Pada dasarnya hukum jual beli adalah mubah dan sah, hal ini merupakan kelapangan dan kemudahan dari Islam kepada manusia, berarti antara jual beli boleh dan jual beli tidak boleh, lebih banyak yang boleh.

Urbun, uang muka: Pembeli menyerahkan uang kepada penjual sebagai mukadimah akad, bila akad terlaksana maka ia termasuk harga, bila batal maka ia milik penjual dan pembeli tidak mendapatkan apa pun. Dari Amru bin Syuaib dari bapaknya dari kakeknya berkata, “Nabi melarang jual beli urbun.” Diriwayatkan oleh Ibnu Majah. Imam Ahmad mendhaifkannya.

Pengecualian yang diketahui: Saya menjual pohon-pohon di kebun ini seluruhnya kecuali pohon ini, ini dan ini. Jabir bin Abdullah berkata, “Rasulullah melarang pengecualian dalam jual beli.” Diriwayatkan oleh Muslim.
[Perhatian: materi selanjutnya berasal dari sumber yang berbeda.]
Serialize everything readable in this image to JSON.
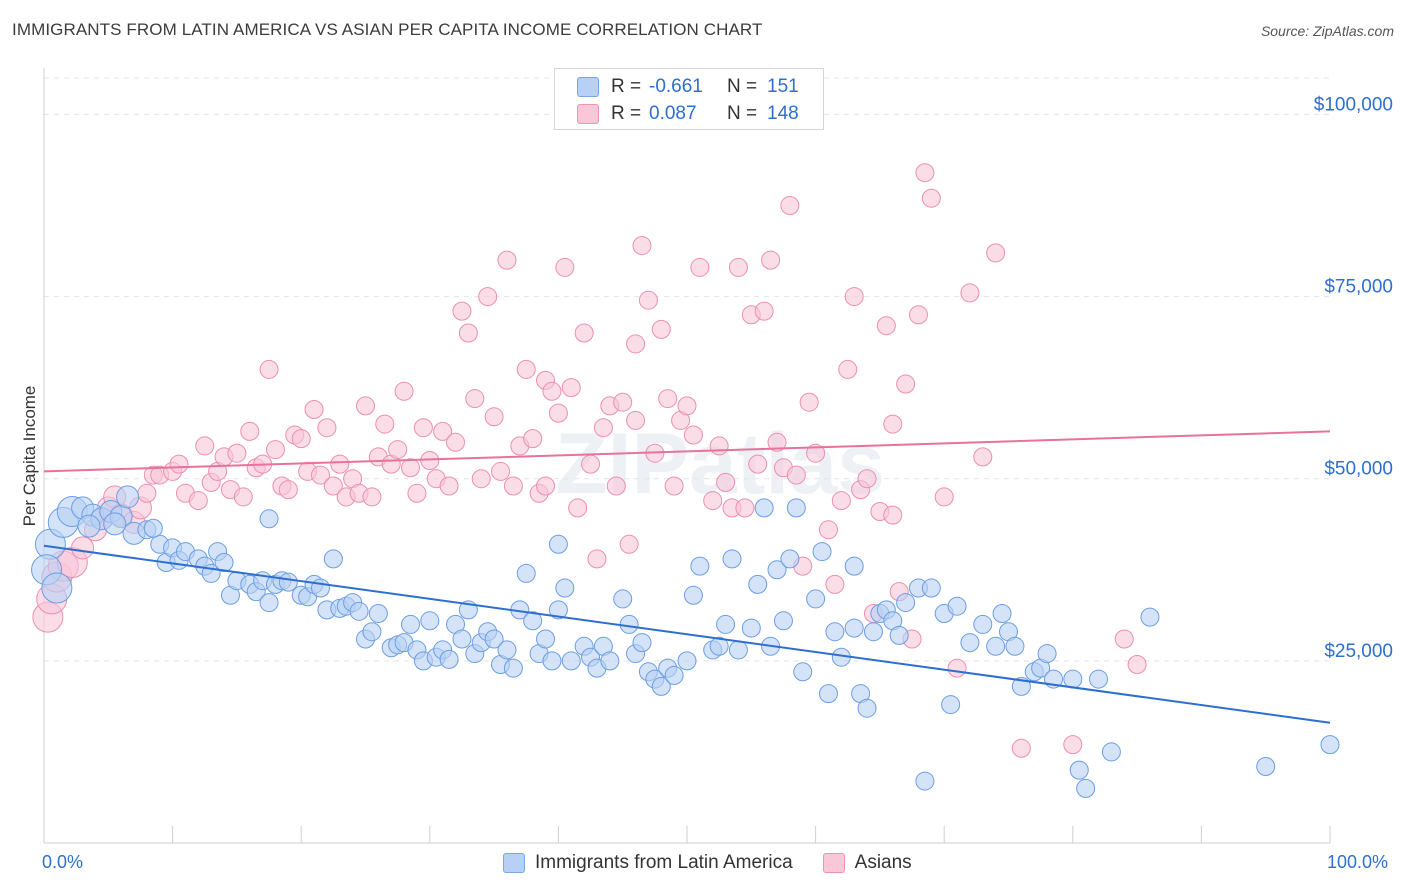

An-Nasa`i dan at-Tirmidzi menambahkan, “Kecuali bila diketahui.”

Menjual dengan laba atau tanpa laba tanpa rugi atau dengan rugi: Yang pertama menjual di atas harga modal, yang kedua dengan harga modal dan yang ketiga di bawah harga modal. Yang pertama sudah umum. Yang kedua dan ketiga adalah haknya, termasuk membeli dari orang yang menjual karena terpaksa oleh keadaan.

Calo: Ibnu Abbas berkata, ‘Tidak mengapa seseorang berkata, ‘Juallah kain ini, kelebihan harga dari sekian adalah milikmu.” Imam al-Bukhari berkata, “Ibnu Sirin, Atha`, Ibrahim dan al-Hasan berpendapat calo itu boleh.”

Adapun hadits Ibnu Abbas bahwa Nabi bersabda, “Orang kota jangan menjual untuk orang desa.” Lalu Ibnu Abbas ditanya tentang maksudnya dan dia berkata, “Tidak menjadi calo baginya.” Diriwayatkan oleh al-Bukhari dan Muslim, maka maksudnya adalah pada barang-barang pokok yang bila dicaloi akan menyulitkan masyarakat.

Lelang: Menjual kepada penawar tertinggi, berbeda dengan penjualan di atas penjualan orang lain atau pembelian di atas pembelian orang lain. Yang pertama, seseorang datang kepada calon pembeli dan berkata, “Saya punya barang yang sama dengan harga lebih murah atau barang lebih bagus dengan harga sama.” Yang kedua, seseorang datang kepada calon penjual dan berkata, “Saya membelinya dengan harga lebih tinggi.” Keduanya dilarang dalam hadits, “Seseorang jangan menjual di atas penjualan saudaranya.” Diriwayatkan oleh al-Bukhari dan Muslim dari Abu Hurairah.

Menjual dengan harga tunda lebih tinggi: Bila akad jual beli terjadi antara barang dengan alat pembayaran, buku seharga Rp. 10 misalnya, maka penyerahan barang dan pembayaran harga kembali kepada kesepakatan kedua belah pihak.

Menjual atau membeli dengan syarat: Penjual menetapkan syarat atas pembeli untuk mendiami rumah yang dijual selama satu bulan atau pembeli mensyaratkan atas penjual untuk mengantarkan barang yang dibeli ke rumahnya.

Al-Bukhari dan Muslim meriwayatkan bahwa Jabir menjual unta kepada Nabi dan dia mensyaratkan mengendarainya sampai ke Madinah. Nabi shallallohu ‘alaihi wasallam bersabda, “Kaum muslimin di atas syarat-syarat mereka.” Diriwayatkan oleh Abu Dawud, Ahmad dan al-Hakim dari Abu Hurairah.

Inilah pendapat yang shahih dalam masalah ini. Adapun hadits, “Tidak halal dua syarat dalam jual beli.” Diriwayatkan oleh Abu Dawud, at-Tirmidzi dan an-Nasa`i. At-Tirmidzi berkata, “Hasan shahih.” maka maksudnya adalah jual beli ‘Inah atau dua penjualan dalam satu penjualan.

Ada syarat lain, yaitu syarat yang menjadi konsekuensi akad itu sendiri, seperti serah terima. Atau syarat demi kemaslahatan akad seperti penundaan pembayaran, jaminan atau gadai, atau kriteria tertentu pada barang seperti burung bersuara merdu. Syarat-syarat ini tidak diperdebatkan kebolehannya. Wallahu a’lam.